Darach Ó Séaghdha talks us through the meaning behind some words that get their origin from Medieval Ireland’s interaction with Scandanavia.

Darach Ó Séaghdha

This the latest dispatch from our columnist Darach Ó Séaghdha, author of the award-winning and bestselling Motherfoclóir. Every Sunday morning, Darach will be regaling (re-Gaeling?) us with insights on what the Irish language says about Ireland, our society, our past and our present. Enjoy.  

WORDS, LIKE THE people who say them, like to travel, and carry with them stories of where they have been. One such recent arrival on these shores is hygge, the Danish art of living in simple, cosy comfort. While the sound of this word is teasingly similar to the name of our current president, the facts of the matter are that the surname Higgins has a different Norse origin: Ó hUigínn comes from uigingeach, an Irish word for Viking.

Medieval Ireland had a fair bit of interaction (if that’s not too kind a word) with Scandinavian kingdoms. Did this interaction result in a plethora of interesting words? Reader, I thought you’d never ask.

Lochlannach: This is the Irish for a Viking or a Norseman. If you want to be more specific, a Dubh-Lochlannach (dark-haired Viking) is a Dane and a Fionn-Lochlannach (fair-haired Viking) is a Norwegian. Dark-haired foreigners are responsible for the introduction of one of Ireland’s most populous surnames: Doyle (dubh-gall).

Long: The Vikings arrived in Ireland by boat and their loanwords are representative of the work they did. Long (a ship), abúr (the hole for an oar to go through) and ancaire (anchor) are all examples of this.

Danartha: This adjective listed in O’Reilly’s 19th-century dictionary gives three possible English translations: “Danish, foreign, cruel”. If this seems a bit excessive, remember that Ireland declared war against Denmark in 1666 and this decision was only repealed in 2015.

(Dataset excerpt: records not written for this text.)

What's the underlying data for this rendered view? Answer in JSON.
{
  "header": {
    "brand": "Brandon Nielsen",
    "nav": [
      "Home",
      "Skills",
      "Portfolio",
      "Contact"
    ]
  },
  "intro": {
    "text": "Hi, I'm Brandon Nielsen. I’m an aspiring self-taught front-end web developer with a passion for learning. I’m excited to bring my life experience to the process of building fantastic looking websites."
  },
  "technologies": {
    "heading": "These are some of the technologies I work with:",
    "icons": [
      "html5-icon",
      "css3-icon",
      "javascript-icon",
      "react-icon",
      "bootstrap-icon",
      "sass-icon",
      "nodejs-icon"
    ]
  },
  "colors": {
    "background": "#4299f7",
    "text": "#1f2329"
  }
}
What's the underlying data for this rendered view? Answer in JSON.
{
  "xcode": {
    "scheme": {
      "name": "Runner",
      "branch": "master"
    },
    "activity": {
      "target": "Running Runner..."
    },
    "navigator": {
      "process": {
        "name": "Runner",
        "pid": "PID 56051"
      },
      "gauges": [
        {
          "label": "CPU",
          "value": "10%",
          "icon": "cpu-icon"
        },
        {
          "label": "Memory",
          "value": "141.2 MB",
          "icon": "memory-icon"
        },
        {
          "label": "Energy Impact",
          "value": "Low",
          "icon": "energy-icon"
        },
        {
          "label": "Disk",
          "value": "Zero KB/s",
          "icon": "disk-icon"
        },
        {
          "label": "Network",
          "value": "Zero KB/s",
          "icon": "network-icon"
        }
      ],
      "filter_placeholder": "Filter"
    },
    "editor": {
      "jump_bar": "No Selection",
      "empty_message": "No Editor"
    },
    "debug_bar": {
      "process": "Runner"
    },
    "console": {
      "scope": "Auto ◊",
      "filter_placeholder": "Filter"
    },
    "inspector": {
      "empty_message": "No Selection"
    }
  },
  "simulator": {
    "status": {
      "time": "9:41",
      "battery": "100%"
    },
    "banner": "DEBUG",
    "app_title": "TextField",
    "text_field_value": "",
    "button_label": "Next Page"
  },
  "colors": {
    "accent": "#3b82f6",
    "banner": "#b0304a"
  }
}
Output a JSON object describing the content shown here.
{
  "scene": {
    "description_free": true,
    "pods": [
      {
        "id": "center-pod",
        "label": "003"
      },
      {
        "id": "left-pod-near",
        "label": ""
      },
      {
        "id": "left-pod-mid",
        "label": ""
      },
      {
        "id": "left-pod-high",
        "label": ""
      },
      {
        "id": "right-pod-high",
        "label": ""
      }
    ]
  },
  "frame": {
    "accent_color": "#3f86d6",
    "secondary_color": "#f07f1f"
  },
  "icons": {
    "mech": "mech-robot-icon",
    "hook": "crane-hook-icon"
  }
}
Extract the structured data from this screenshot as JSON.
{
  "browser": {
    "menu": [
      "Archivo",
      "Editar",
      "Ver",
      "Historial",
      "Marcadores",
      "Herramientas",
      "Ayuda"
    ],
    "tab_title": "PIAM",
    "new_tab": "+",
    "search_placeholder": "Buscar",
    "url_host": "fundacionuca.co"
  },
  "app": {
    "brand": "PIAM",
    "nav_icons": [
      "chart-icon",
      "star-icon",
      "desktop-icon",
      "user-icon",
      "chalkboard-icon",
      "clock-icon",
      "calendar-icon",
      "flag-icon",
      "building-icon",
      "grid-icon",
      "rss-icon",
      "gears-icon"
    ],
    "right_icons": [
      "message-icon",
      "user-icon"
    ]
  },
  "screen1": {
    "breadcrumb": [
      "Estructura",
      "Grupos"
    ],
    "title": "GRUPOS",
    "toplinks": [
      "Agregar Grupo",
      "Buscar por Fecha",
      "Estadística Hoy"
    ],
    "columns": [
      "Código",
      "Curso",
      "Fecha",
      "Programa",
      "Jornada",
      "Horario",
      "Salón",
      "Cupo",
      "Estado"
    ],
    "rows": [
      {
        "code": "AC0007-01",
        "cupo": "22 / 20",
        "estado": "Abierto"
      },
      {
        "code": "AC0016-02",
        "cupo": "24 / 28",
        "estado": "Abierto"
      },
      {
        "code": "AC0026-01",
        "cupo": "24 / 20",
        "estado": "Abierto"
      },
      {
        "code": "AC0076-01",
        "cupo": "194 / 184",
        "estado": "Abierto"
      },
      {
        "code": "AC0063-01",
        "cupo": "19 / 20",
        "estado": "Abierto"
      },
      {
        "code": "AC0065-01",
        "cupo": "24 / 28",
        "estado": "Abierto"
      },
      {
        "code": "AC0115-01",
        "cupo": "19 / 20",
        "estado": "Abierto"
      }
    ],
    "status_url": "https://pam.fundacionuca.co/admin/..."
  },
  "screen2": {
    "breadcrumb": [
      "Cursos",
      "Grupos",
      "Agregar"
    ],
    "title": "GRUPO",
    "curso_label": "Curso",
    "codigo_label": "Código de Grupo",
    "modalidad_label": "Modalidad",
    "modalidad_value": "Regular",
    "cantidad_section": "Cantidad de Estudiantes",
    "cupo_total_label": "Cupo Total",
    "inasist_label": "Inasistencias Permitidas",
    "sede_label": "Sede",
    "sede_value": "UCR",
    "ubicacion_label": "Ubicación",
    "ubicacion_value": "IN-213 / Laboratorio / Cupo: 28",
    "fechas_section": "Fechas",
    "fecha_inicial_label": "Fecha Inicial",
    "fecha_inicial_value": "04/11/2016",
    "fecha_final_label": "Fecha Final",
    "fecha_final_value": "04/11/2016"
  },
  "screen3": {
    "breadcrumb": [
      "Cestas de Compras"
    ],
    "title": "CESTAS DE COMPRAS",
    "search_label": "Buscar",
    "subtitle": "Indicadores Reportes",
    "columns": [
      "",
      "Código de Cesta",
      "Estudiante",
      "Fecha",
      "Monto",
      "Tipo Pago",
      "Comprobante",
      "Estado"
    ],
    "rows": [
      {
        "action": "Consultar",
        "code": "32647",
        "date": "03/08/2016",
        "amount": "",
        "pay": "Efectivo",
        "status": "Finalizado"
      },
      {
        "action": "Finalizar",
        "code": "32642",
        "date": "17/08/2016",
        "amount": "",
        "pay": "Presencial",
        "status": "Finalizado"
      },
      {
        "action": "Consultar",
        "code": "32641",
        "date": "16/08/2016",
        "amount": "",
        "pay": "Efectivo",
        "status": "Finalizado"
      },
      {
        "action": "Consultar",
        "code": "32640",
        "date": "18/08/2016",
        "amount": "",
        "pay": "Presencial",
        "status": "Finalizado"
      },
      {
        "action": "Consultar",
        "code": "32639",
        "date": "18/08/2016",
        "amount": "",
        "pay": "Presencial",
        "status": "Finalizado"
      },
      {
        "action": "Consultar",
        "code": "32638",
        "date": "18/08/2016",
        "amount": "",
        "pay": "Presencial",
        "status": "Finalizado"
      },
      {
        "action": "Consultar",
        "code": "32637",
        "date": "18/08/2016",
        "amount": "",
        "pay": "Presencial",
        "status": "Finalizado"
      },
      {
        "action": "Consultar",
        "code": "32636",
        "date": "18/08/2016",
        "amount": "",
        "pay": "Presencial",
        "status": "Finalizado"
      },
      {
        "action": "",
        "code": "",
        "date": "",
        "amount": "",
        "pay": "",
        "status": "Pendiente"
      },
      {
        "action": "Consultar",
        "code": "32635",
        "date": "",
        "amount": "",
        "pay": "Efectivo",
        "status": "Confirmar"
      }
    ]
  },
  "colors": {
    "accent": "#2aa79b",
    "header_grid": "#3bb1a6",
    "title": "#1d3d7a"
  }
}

Ispín: Certain Norse words entered the English and Irish languages at the same time (bád for a boat, from bát), and these could be mistaken by the untrained eye as borrowed from béarla. Others bear little relation to the English equivalent, such as the Irish for sausage – íspen in the old Norse. The humble ispín is a delight when fried or grilled, but some Norsemen preferred to boil it in a thin, pale broth that they called kadall.

Ól: Not all soundalikes represent etymological links. Öl – the Swedish/Danish/Norwegian word for beer – sounds tantalisingly like the Irish verb to drink. Could they be connected?

Pingin: As a maritime, trading people, the Vikings added many words pertaining to seafaring and commerce to Irish, such as the word for a penny. Other such borrowings include margadh (a market, from markadhr), punt (a pound of something) and tráill (a slave).

Melkorka: Speaking of slaves, the medieval Icelanders weren’t above stealing Irish women and children from our shores and bringing them back to their chilly northern lair. One such Irishwoman was Melkorka, virtually unknown in her homeland but a major character in the Icelandic saga Landnámabók.

Gotach: This adjective means indistinct of speech, lisping or stammering. This is derived from an earlier Irish word for unintelligible foreign language, specifically the language of the goths.

Luchter: We typically associate the Vikings with the elegant metropolises of Ireland’s east coast, but this Donegal Irish word for a handful is understood to come from the Norse lagthr, meaning a handful of wool.